Saturday, March 27, 2010

Lesson 1: How Airplanes Fly & Preflight

Showed up at the Flying Club for my first lesson. This was the first time I got there when it wasn't an "open house". The gate was closed and I realized though I was a member, no one actually told me how to get in. The keypad had a button for "Call Club", hit that. No answer. Fretted for another minute then tried again. This time my instructor answered and gave me the pass code. I feel like a somebody now! My own code to get through the airport gate -- woot!

Once inside I met my instructor, Betsy. The first thing we did was important: she showed where to get snacks and sodas and such. These are all in open cases; just drop 50 cents into a tin and take what you want. Nice. Of course, I didn't have 50 cents so I wound up dropping in a $20 and taking $19.50 in change.

We then spent about an hour and a half discussing the fundamentals of flight. The four forces: thrust, drag, weight, and lift. What causes each and they are controlled. We talked about the four fundamental maneuvers: straight & level, climbs, descents, and turns and how to accomplish each. I've worked with Microsoft Flight Simulator for the last 20 years so these basics I had down pretty pat. I was anxious to put them to work in the real world. It was time to head out and fly! Right? Sadly... no...
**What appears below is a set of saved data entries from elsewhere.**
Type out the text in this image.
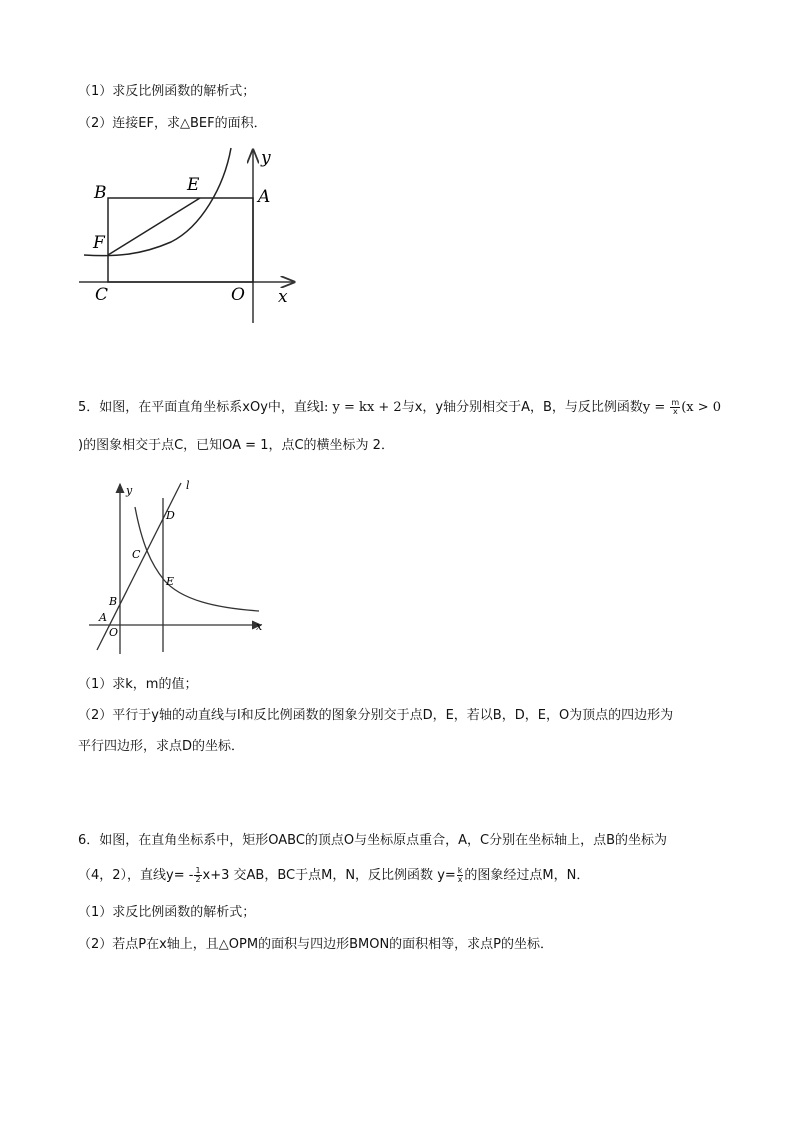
（1）求反比例函数的解析式；
（2）连接EF，求△BEF的面积．
B	E
A
F
C	O x
y
5．如图，在平面直角坐标系xOy中，直线l: y = kx + 2与x，y轴分别相交于A，B，与反比例函数$y = \frac{m}{x} (x > 0$
)的图象相交于点C，已知OA = 1，点C的横坐标为 2．
l
y
D
C
E
B
A
O	x
（1）求k，m的值；
（2）平行于y轴的动直线与l和反比例函数的图象分别交于点D，E，若以B，D，E，O为顶点的四边形为
平行四边形，求点D的坐标．
6．如图，在直角坐标系中，矩形OABC的顶点O与坐标原点重合，A，C分别在坐标轴上，点B的坐标为
（4，2），直线$y= - \frac{1}{2} x+3$ 交AB，BC于点M，N，反比例函数 $y= \frac{k}{x}$ 的图象经过点M，N．
（1）求反比例函数的解析式；
（2）若点P在x轴上，且△OPM的面积与四边形BMON的面积相等，求点P的坐标．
Another half hour spent learning how to check out the key for the airplane we'd reserved. How to fill out the required paperwork. How to check the "Squak Book" to see if there's any unrepaired or recently repaired items on the plane. I then learned about the things that would make the plane non-airworthy if they were broken. TOMATO FLAMES (Tachometer, Oil pressure gauge, Manifold pressure gauge, Airspeed indicator,Temperature gauge, Oil temperature gauge, Fuel level gauge, Landing gear position indicator, Altimeter, Magnetic heading indicator, Emergency locator transmitter (ELT), Seat belts). Personally, I think this needs a better mnemonic as I'm having trouble associating all this equipment with this one.

Alright, with key and paperwork in hand we go out to fly the airplane. At last! I knew the first thing we would do is a thorough preflight inspection of the aircraft. That will take about 10 minutes and then we'll be off...

...45 minutes later we were done checking the last item on our preflight checklist. We went over each item carefully and in great detail. What to look for, what conditions can arise. The difference between "cosmetic" damage and something that might affect airworthiness. This old bird certainly had a number of dents, scratches, loose screws, missing pieces of plastic or fiberglass, etc. All I'm told are "cosmetic". Noted.

We then toured the ramp area a bit. I learned how to look for approaching traffic and pedestrians and we thought about what sort of situations could come up on the ramp that would need special attention. We then stepped back and gave the airplane one more look to make sure everything was ready for flight. As Betsy says, "We have three tires, two wings, nothing's tied down, no snow or ice, ramp's clear, we're ready to go...

And it looks like our time is now up. Maybe we'll go flying next time. In the meantime, I have a Pilot's Owner Manual for the Piper Warrior II I'll be flying and Jeppesen's Flight Maneuver's manual to read.

On the drive home I realized it's good that we didn't try to squeeze in any flying. My brain was beginning to pound from all the new knowledge. We'll take a week to review all this.

Friday, March 19, 2010


I joined the Wings of Carolina Flying Club last Saturday. My first flight lesson is scheduled for next Saturday. I'm very excited about this.

I've wanted to take up flying for many years. For a few years, during my teen years, my dad took up the hobby and got his private pilot's license. I guess I'm following in his footsteps.

I've enjoyed flight simming for many years. Recently I've discovered and that has rekindled my interest. I decided I'll have my midlife crisis now and take up an expensive hobby for awhile. I need a new challenge. I feel confident I can do this and be good at it. And it seems like it will be a lot of fun.

Well, I plan to use this blog as a place to keep a history of my training flights. Post some pics. Maybe even get some feedback from other folks on how I'm doing.